A lot of us traveling are faced with moments where we depend on our intuition. Our loved ones and networks and families and friends present questions, oppositions, and perils at hand… it’s reckless to take gap year(s) to venture abroad. Why jeopardize your future by putting off attaining that college degree? But too many of us now don’t want to wait until we’re retired to see the world, because – just like that college degree can’t guarantee an American a career today, we don’t have a way of knowing we’ll live long enough to retire from it.
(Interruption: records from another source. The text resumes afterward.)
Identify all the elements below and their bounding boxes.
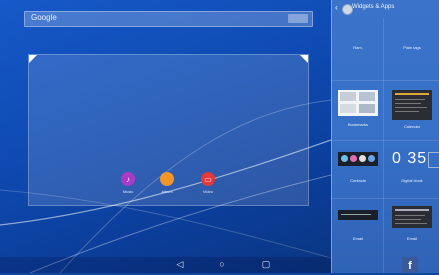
navigation-bar: ◁ ○ ▢ xyxy=(0,257,331,273)
app-label: Video xyxy=(202,189,214,194)
recents-icon[interactable]: ▢ xyxy=(258,259,274,270)
widget-label: Ram. xyxy=(353,45,363,50)
video-icon: ▭ xyxy=(201,172,215,186)
panel-header: ‹ Widgets & Apps xyxy=(332,0,439,18)
widgets-apps-panel: ‹ Widgets & Apps Ram. Plain tags Bookmar… xyxy=(331,0,439,273)
resize-handle-top-right[interactable] xyxy=(300,55,308,63)
facebook-icon[interactable]: f xyxy=(402,257,418,273)
app-music[interactable]: ♪ Music xyxy=(115,172,141,194)
widget-label: Calendar xyxy=(403,124,421,129)
back-chevron-icon[interactable]: ‹ xyxy=(335,3,338,12)
panel-row-divider xyxy=(331,198,439,199)
back-icon[interactable]: ◁ xyxy=(172,259,188,270)
widget-label: Digital clock xyxy=(401,178,423,183)
app-label: Music xyxy=(122,189,134,194)
home-icon[interactable]: ○ xyxy=(214,259,230,269)
panel-title: Widgets & Apps xyxy=(352,4,395,10)
music-icon: ♪ xyxy=(121,172,135,186)
widget-label: Plain tags xyxy=(403,45,421,50)
widget-label: Contacts xyxy=(350,178,366,183)
panel-row-divider xyxy=(331,80,439,81)
widget-label: Email xyxy=(352,236,363,241)
widget-label: Bookmarks xyxy=(347,122,368,127)
resize-handle-top-left[interactable] xyxy=(29,55,37,63)
panel-divider xyxy=(383,18,384,273)
search-label: Google xyxy=(31,13,57,22)
bookmarks-thumbnail xyxy=(338,90,378,116)
email-list-thumbnail xyxy=(392,206,432,228)
search-voice-button[interactable] xyxy=(288,14,308,23)
google-search-bar[interactable]: Google xyxy=(24,11,313,27)
digital-clock-text: 0 35 xyxy=(392,150,428,167)
home-screen: Google ♪ Music Album ▭ Video ◁ ○ ▢ xyxy=(0,0,331,273)
app-label: Album xyxy=(161,189,173,194)
widget-label: Email xyxy=(406,236,417,241)
contacts-thumbnail xyxy=(338,152,378,166)
app-album[interactable]: Album xyxy=(154,172,180,194)
album-icon xyxy=(160,172,174,186)
calendar-thumbnail xyxy=(392,90,432,120)
app-video[interactable]: ▭ Video xyxy=(195,172,221,194)
email-thumbnail xyxy=(338,210,378,220)
clock-box-icon xyxy=(428,152,439,168)
panel-row-divider xyxy=(331,140,439,141)
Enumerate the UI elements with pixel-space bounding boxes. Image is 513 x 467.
By no means am I ignoring that there are consequences to our actions. I suppose it’s just more essential to me [individualism at its finest] to take these kind of risks rather than to assume the most dire of situations and never believe I was capable to face those moments as they came. But I didn’t just learn about recklessness the day I let my stubborn heart conquer my rational thought process. I learned about forgiveness. Because, upon being reunited with my siblings in our Rocky Mountain pad, I was enveloped in hugs. What seemed like a battle worth fighting at the time could have cost me those relationships, or worse. We all have that list in our mind’s world of stupid things we can’t believe we went through with. That’s one of mine.
Beginning today, each Thursday I will be sharing stories and lessons learned whilst traveling. Before my 30th birthday on March 25, 2018, I anticipate having traveled to thirty countries. Some of what I share will be humorous, while other perspectives I offer will be informative or philosophical in nature concerning countries and cultures I have had the utmost honor of observing. In all reality, occasionally what I have to say will be solemn and shared with a heavy-heart. But anything that you can grasp and apply to your life, your journey or being, is what I hope for you. Thank you for reading!